Roses are the beautiful flowers through which you can show your love to someone, if you want to buy flowers, then contact flowersatkirribilli that has different varieties of flowers are available.
Here is a link that might be useful: different varieties of flowers




Carol, for me the point was having an evocative planting scheme. The emotional experience derived from the composition; not from any single plant. Honey Dijon was like the sofa sized painting that color coordinates with all your living room furniture. Perfect for the setting, but no soul. And I was hesitant to shovel prune Honey because she was so perfect -- how sad. I would have missed the experience of being swept off my feet by a rose that touches my soul.
We're spoiled brats Jim, shovel pruning roses that are good enough. It's such a waste. Why do we do this?

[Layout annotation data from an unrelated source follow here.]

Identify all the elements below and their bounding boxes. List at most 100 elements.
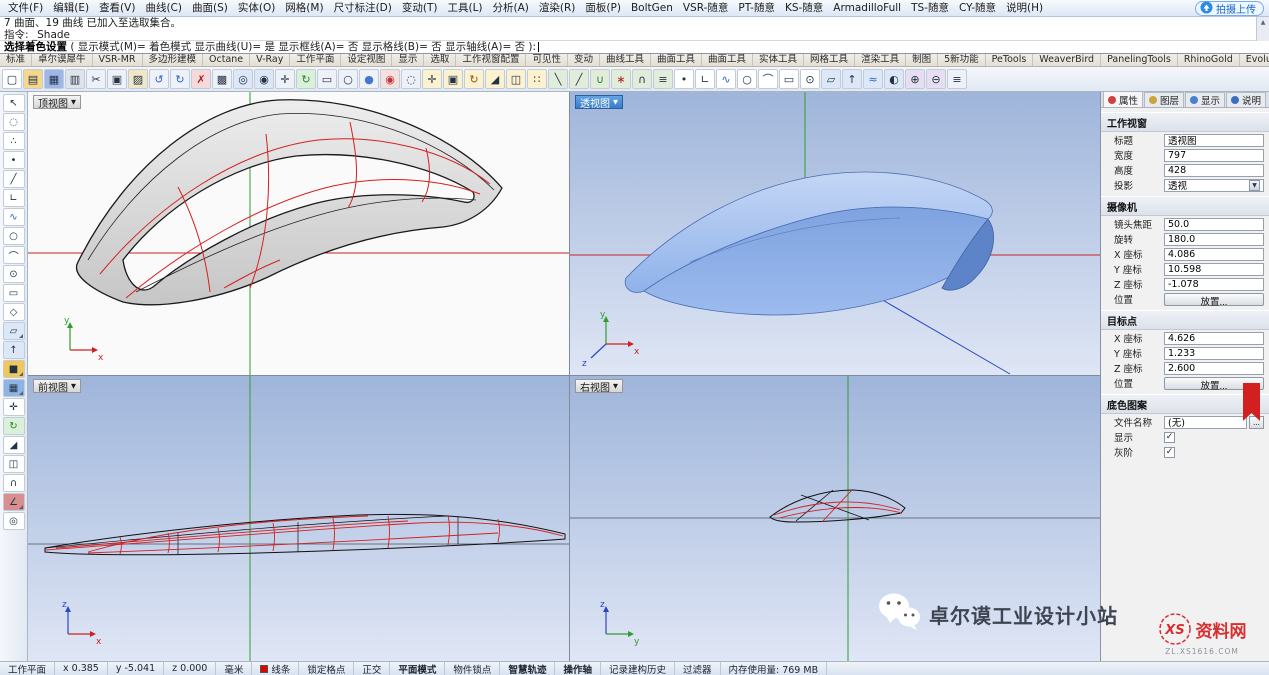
chevron-down-icon[interactable]: ▼ — [71, 382, 76, 390]
rectangle-icon[interactable]: ▭ — [779, 69, 799, 89]
chevron-down-icon[interactable]: ▼ — [613, 98, 618, 106]
save-icon[interactable]: ▦ — [44, 69, 64, 89]
panel-tab-layers[interactable]: 图层 — [1144, 92, 1184, 107]
analyze-icon[interactable]: ∠ — [3, 493, 25, 511]
rendered-mode-icon[interactable]: ◉ — [380, 69, 400, 89]
toolbar-tab-render-tools[interactable]: 渲染工具 — [855, 54, 906, 66]
cut-icon[interactable]: ✂ — [86, 69, 106, 89]
status-coord-x[interactable]: x 0.385 — [55, 662, 108, 675]
split-icon[interactable]: ╱ — [569, 69, 589, 89]
mirror-icon[interactable]: ◫ — [506, 69, 526, 89]
menu-analyze[interactable]: 分析(A) — [488, 0, 534, 16]
open-file-icon[interactable]: ▤ — [23, 69, 43, 89]
surface-tools-icon[interactable]: ▱ — [3, 322, 25, 340]
select-arrow-icon[interactable]: ↖ — [3, 94, 25, 112]
menu-boltgen[interactable]: BoltGen — [626, 0, 678, 16]
control-points-icon[interactable]: ∴ — [3, 132, 25, 150]
cam-x-field[interactable]: 4.086 — [1164, 248, 1264, 261]
toolbar-tab-cplane[interactable]: 工作平面 — [290, 54, 341, 66]
fillet-icon[interactable]: ∩ — [632, 69, 652, 89]
panel-tab-properties[interactable]: 属性 — [1103, 91, 1143, 107]
rectangle-icon[interactable]: ▭ — [3, 284, 25, 302]
toolbar-tab-mesh-tools[interactable]: 网格工具 — [804, 54, 855, 66]
print-icon[interactable]: ▥ — [65, 69, 85, 89]
cam-y-field[interactable]: 10.598 — [1164, 263, 1264, 276]
tgt-z-field[interactable]: 2.600 — [1164, 362, 1264, 375]
array-icon[interactable]: ∷ — [527, 69, 547, 89]
width-field[interactable]: 797 — [1164, 149, 1264, 162]
mesh-tools-icon[interactable]: ▦ — [3, 379, 25, 397]
arc-icon[interactable]: ⌒ — [3, 246, 25, 264]
copy-icon[interactable]: ▣ — [107, 69, 127, 89]
status-memory[interactable]: 内存使用量: 769 MB — [721, 662, 828, 675]
toolbar-tab-drafting[interactable]: 制图 — [906, 54, 938, 66]
panel-tab-display[interactable]: 显示 — [1185, 92, 1225, 107]
revolve-icon[interactable]: ◐ — [884, 69, 904, 89]
menu-ks[interactable]: KS-随意 — [780, 0, 828, 16]
menu-cy[interactable]: CY-随意 — [954, 0, 1001, 16]
toolbar-tab-vray[interactable]: V-Ray — [250, 54, 290, 66]
polyline-icon[interactable]: ∟ — [695, 69, 715, 89]
toolbar-tab-transform[interactable]: 变动 — [568, 54, 600, 66]
toolbar-tab-surface-tools[interactable]: 曲面工具 — [651, 54, 702, 66]
projection-select[interactable]: 透视▼ — [1164, 179, 1264, 192]
new-file-icon[interactable]: ▢ — [2, 69, 22, 89]
toolbar-tab-visibility[interactable]: 可见性 — [526, 54, 568, 66]
toolbar-tab-select[interactable]: 选取 — [424, 54, 456, 66]
boolean-difference-icon[interactable]: ⊖ — [926, 69, 946, 89]
surface-icon[interactable]: ▱ — [821, 69, 841, 89]
toolbar-tab-weaverbird[interactable]: WeaverBird — [1033, 54, 1101, 66]
extrude-icon[interactable]: ↑ — [842, 69, 862, 89]
boolean-union-icon[interactable]: ⊕ — [905, 69, 925, 89]
tgt-x-field[interactable]: 4.626 — [1164, 332, 1264, 345]
menu-armadillo[interactable]: ArmadilloFull — [828, 0, 906, 16]
line-icon[interactable]: ╱ — [3, 170, 25, 188]
toolbar-tab-viewport-layout[interactable]: 工作视窗配置 — [456, 54, 526, 66]
status-planar[interactable]: 平面模式 — [390, 662, 445, 675]
options-icon[interactable]: ≡ — [947, 69, 967, 89]
rotate-icon[interactable]: ↻ — [3, 417, 25, 435]
status-history[interactable]: 记录建构历史 — [601, 662, 675, 675]
toolbar-tab-evolutepro[interactable]: EvolutePro — [1240, 54, 1269, 66]
command-prompt-options[interactable]: ( 显示模式(M)= 着色模式 显示曲线(U)= 是 显示框线(A)= 否 显示… — [67, 41, 536, 53]
menu-vsr[interactable]: VSR-随意 — [678, 0, 734, 16]
toolbar-tab-panelingtools[interactable]: PanelingTools — [1101, 54, 1178, 66]
menu-file[interactable]: 文件(F) — [3, 0, 48, 16]
menu-dimension[interactable]: 尺寸标注(D) — [329, 0, 397, 16]
point-icon[interactable]: • — [674, 69, 694, 89]
point-icon[interactable]: • — [3, 151, 25, 169]
menu-curve[interactable]: 曲线(C) — [140, 0, 187, 16]
ellipse-icon[interactable]: ⊙ — [800, 69, 820, 89]
viewport-perspective[interactable]: y x z 透视图 ▼ — [570, 92, 1100, 375]
toolbar-tab-v5-new[interactable]: 5新功能 — [938, 54, 986, 66]
explode-icon[interactable]: ∗ — [611, 69, 631, 89]
chevron-down-icon[interactable]: ▼ — [71, 98, 76, 106]
curve-icon[interactable]: ∿ — [716, 69, 736, 89]
status-coord-z[interactable]: z 0.000 — [164, 662, 216, 675]
rotate-icon[interactable]: ↻ — [464, 69, 484, 89]
solid-tools-icon[interactable]: ■ — [3, 360, 25, 378]
status-ortho[interactable]: 正交 — [354, 662, 390, 675]
zoom-extents-icon[interactable]: ◎ — [233, 69, 253, 89]
zoom-window-icon[interactable]: ◉ — [254, 69, 274, 89]
command-input-line[interactable]: 选择着色设置 ( 显示模式(M)= 着色模式 显示曲线(U)= 是 显示框线(A… — [0, 41, 1269, 54]
ellipse-icon[interactable]: ⊙ — [3, 265, 25, 283]
extrude-icon[interactable]: ↑ — [3, 341, 25, 359]
status-osnap[interactable]: 物件锁点 — [445, 662, 500, 675]
fillet-icon[interactable]: ∩ — [3, 474, 25, 492]
toolbar-tab-solid-tools[interactable]: 实体工具 — [753, 54, 804, 66]
circle-icon[interactable]: ○ — [3, 227, 25, 245]
wireframe-mode-icon[interactable]: ○ — [338, 69, 358, 89]
viewport-label-front[interactable]: 前视图 ▼ — [33, 379, 81, 393]
lens-field[interactable]: 50.0 — [1164, 218, 1264, 231]
visibility-icon[interactable]: ◎ — [3, 512, 25, 530]
toolbar-tab-vsr-mr[interactable]: VSR-MR — [93, 54, 143, 66]
menu-mesh[interactable]: 网格(M) — [280, 0, 328, 16]
menu-solid[interactable]: 实体(O) — [233, 0, 280, 16]
viewport-label-top[interactable]: 顶视图 ▼ — [33, 95, 81, 109]
status-gumball[interactable]: 操作轴 — [555, 662, 601, 675]
undo-icon[interactable]: ↺ — [149, 69, 169, 89]
move-icon[interactable]: ✛ — [3, 398, 25, 416]
menu-transform[interactable]: 变动(T) — [397, 0, 443, 16]
status-coord-y[interactable]: y -5.041 — [108, 662, 164, 675]
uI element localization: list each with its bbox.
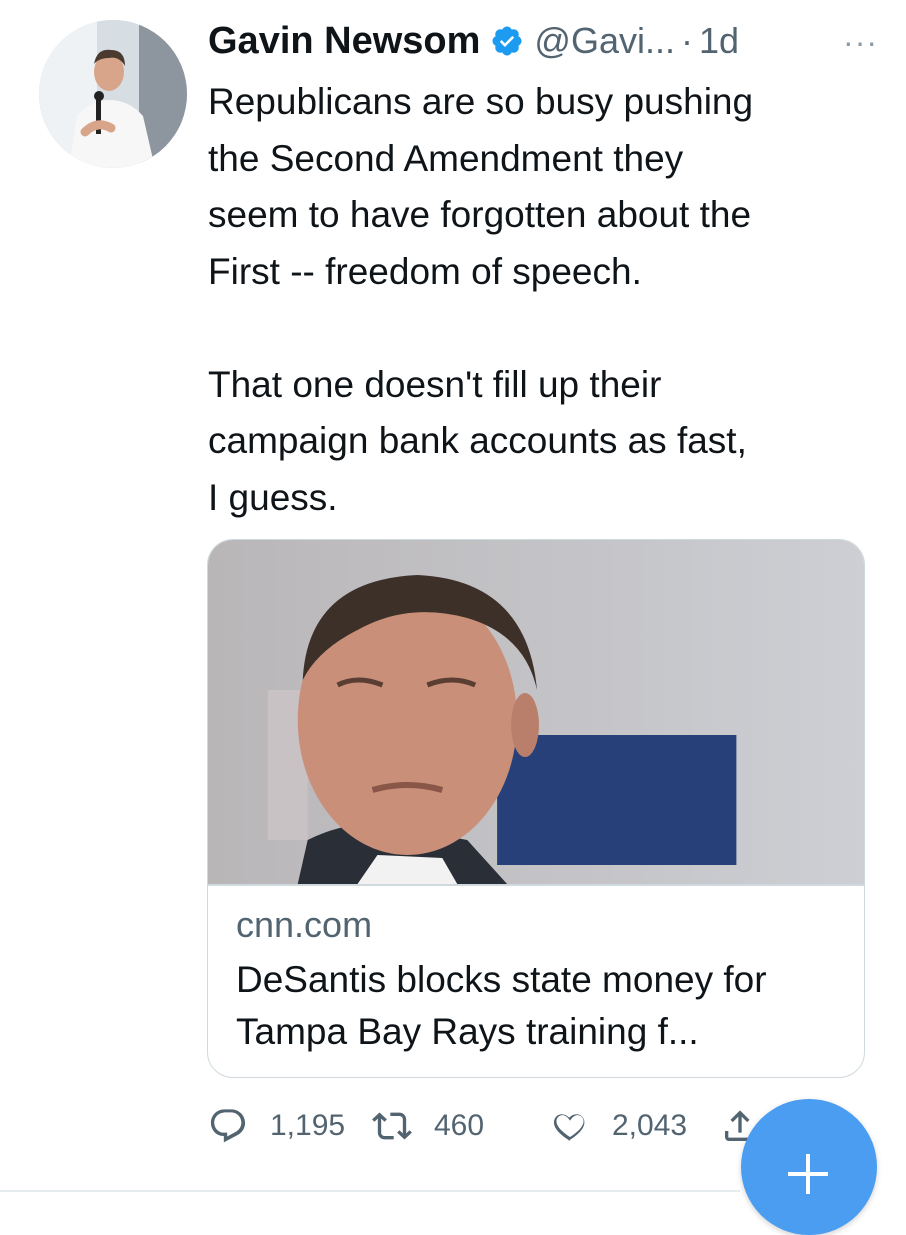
heart-icon: [553, 1114, 585, 1141]
plus-icon: [788, 1154, 828, 1194]
author-handle[interactable]: @Gavi...: [534, 20, 675, 62]
reply-icon: [210, 1109, 246, 1143]
link-preview-card[interactable]: cnn.com DeSantis blocks state money for …: [207, 539, 865, 1078]
like-button[interactable]: 2,043: [550, 1098, 687, 1154]
card-divider: [208, 884, 864, 886]
compose-tweet-button[interactable]: [741, 1099, 877, 1235]
separator-dot: ·: [681, 20, 693, 61]
reply-count: 1,195: [270, 1109, 346, 1142]
card-image: [208, 540, 864, 884]
tweet-header: Gavin Newsom @Gavi... · 1d ···: [208, 14, 878, 68]
retweet-icon: [372, 1112, 412, 1140]
retweet-button[interactable]: 460: [372, 1098, 484, 1154]
tweet-timestamp[interactable]: 1d: [699, 20, 739, 62]
more-options-icon[interactable]: ···: [843, 24, 878, 61]
author-avatar[interactable]: [39, 20, 187, 168]
card-title: DeSantis blocks state money for Tampa Ba…: [236, 959, 767, 1052]
tweet-text: Republicans are so busy pushing the Seco…: [208, 81, 754, 518]
card-domain: cnn.com: [236, 904, 373, 945]
avatar-photo: [39, 20, 187, 168]
tweet-actions-bar: 1,195 460 2,043: [208, 1098, 768, 1154]
author-name[interactable]: Gavin Newsom: [208, 20, 480, 63]
like-count: 2,043: [612, 1109, 688, 1142]
retweet-count: 460: [434, 1109, 485, 1142]
reply-button[interactable]: 1,195: [208, 1098, 345, 1154]
timeline-divider: [0, 1190, 740, 1192]
news-photo: [208, 540, 864, 884]
verified-badge-icon: [492, 26, 522, 56]
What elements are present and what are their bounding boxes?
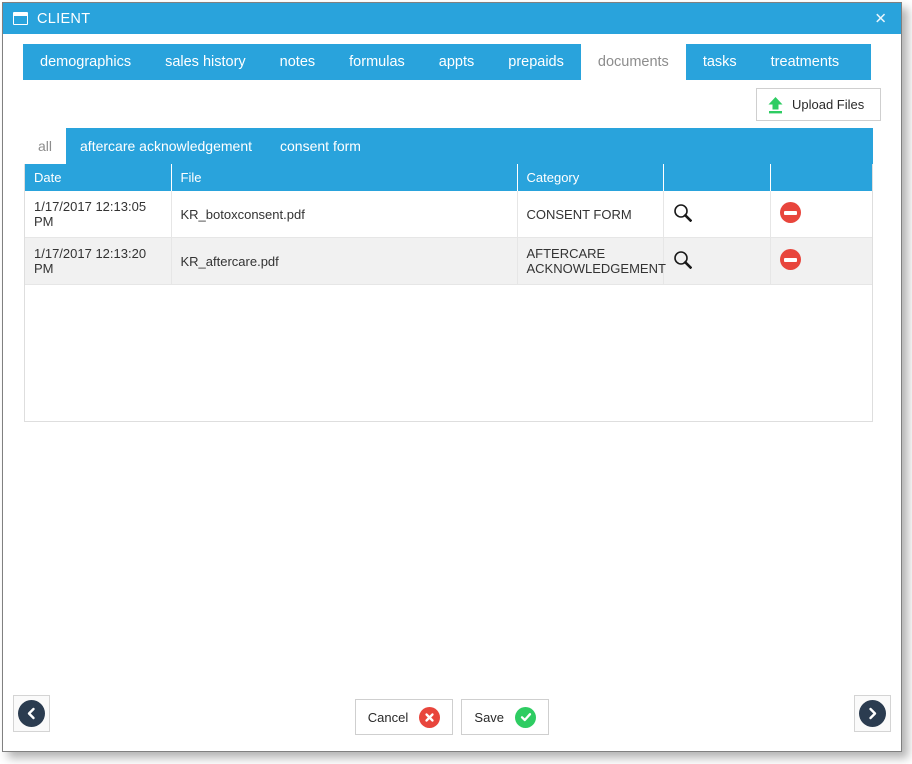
subtab-label: aftercare acknowledgement: [80, 138, 253, 154]
column-header-file[interactable]: File: [171, 164, 518, 191]
tab-label: sales history: [165, 54, 246, 70]
tab-notes[interactable]: notes: [263, 44, 332, 80]
tab-label: tasks: [702, 54, 737, 70]
tab-sales-history[interactable]: sales history: [148, 44, 263, 80]
cell-category: AFTERCARE ACKNOWLEDGEMENT: [517, 237, 666, 285]
tab-formulas[interactable]: formulas: [332, 44, 422, 80]
subtab-all[interactable]: all: [24, 128, 67, 164]
save-button[interactable]: Save: [461, 699, 550, 735]
cell-date: 1/17/2017 12:13:20 PM: [25, 237, 172, 285]
table-row[interactable]: 1/17/2017 12:13:05 PM KR_botoxconsent.pd…: [25, 191, 872, 238]
subtab-consent-form[interactable]: consent form: [266, 128, 375, 164]
chevron-right-icon: [859, 700, 886, 727]
cell-date: 1/17/2017 12:13:05 PM: [25, 191, 172, 238]
tab-treatments[interactable]: treatments: [754, 44, 857, 80]
cell-view: [663, 191, 771, 238]
tab-label: formulas: [349, 54, 405, 70]
column-header-category[interactable]: Category: [517, 164, 664, 191]
upload-files-label: Upload Files: [792, 97, 865, 112]
next-record-button[interactable]: [854, 695, 891, 732]
cancel-button[interactable]: Cancel: [354, 699, 454, 735]
tab-demographics[interactable]: demographics: [23, 44, 148, 80]
magnifier-icon[interactable]: [673, 250, 692, 270]
close-icon[interactable]: ✕: [874, 11, 887, 26]
tab-prepaids[interactable]: prepaids: [491, 44, 581, 80]
tab-label: treatments: [770, 54, 840, 70]
client-window: CLIENT ✕ demographics sales history note…: [2, 2, 902, 752]
cell-view: [663, 237, 771, 285]
upload-files-button[interactable]: Upload Files: [756, 88, 881, 121]
cell-file: KR_botoxconsent.pdf: [171, 191, 518, 238]
column-header-view: [663, 164, 771, 191]
column-header-date[interactable]: Date: [25, 164, 172, 191]
tab-label: demographics: [40, 54, 132, 70]
upload-arrow-icon: [767, 96, 784, 114]
close-circle-icon: [419, 706, 441, 728]
cell-delete: [770, 237, 872, 285]
tab-label: documents: [597, 54, 669, 70]
tab-label: notes: [279, 54, 316, 70]
screen: CLIENT ✕ demographics sales history note…: [0, 0, 912, 764]
column-header-delete: [770, 164, 872, 191]
cell-file: KR_aftercare.pdf: [171, 237, 518, 285]
main-tabs: demographics sales history notes formula…: [23, 44, 871, 80]
cell-category: CONSENT FORM: [517, 191, 664, 238]
page-title: CLIENT: [37, 10, 91, 27]
magnifier-icon[interactable]: [673, 203, 692, 223]
table-header-row: Date File Category: [25, 164, 872, 191]
tab-label: prepaids: [508, 54, 564, 70]
save-label: Save: [474, 709, 505, 725]
cell-delete: [770, 191, 872, 238]
tab-label: appts: [438, 54, 475, 70]
check-circle-icon: [515, 706, 537, 728]
delete-icon[interactable]: [779, 202, 801, 223]
subtab-label: all: [38, 138, 53, 154]
tab-documents[interactable]: documents: [580, 44, 686, 80]
subtab-label: consent form: [280, 138, 361, 154]
table-row[interactable]: 1/17/2017 12:13:20 PM KR_aftercare.pdf A…: [25, 237, 872, 285]
documents-grid: Date File Category 1/17/2017 12:13:05 PM…: [24, 164, 873, 422]
delete-icon[interactable]: [779, 249, 801, 270]
tab-appts[interactable]: appts: [422, 44, 491, 80]
window-icon: [13, 12, 28, 25]
title-bar: CLIENT ✕: [3, 3, 901, 34]
subtab-aftercare-acknowledgement[interactable]: aftercare acknowledgement: [66, 128, 266, 164]
document-filter-tabs: all aftercare acknowledgement consent fo…: [24, 128, 873, 164]
tab-tasks[interactable]: tasks: [686, 44, 754, 80]
cancel-label: Cancel: [367, 709, 409, 725]
footer-actions: Cancel Save: [3, 699, 901, 735]
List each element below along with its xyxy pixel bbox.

In our intimate relationships, do we settle for someone who is good enough . . . or do we seek head-over-heels in love?
Maybe we need the same magic in our precious personal spaces; for inspiration, for renewal, for the expression of who we are. Or maybe we just need an excuse to go plant shopping.
jannike
I found myself not taking as much attention to the ones that I didn't particularly like. Now that I am paying attention, I find that they are pleasing me so much more. I told myself that I would not have planted them, if they were not beautiful. So in long run, I am now a better rose person for it!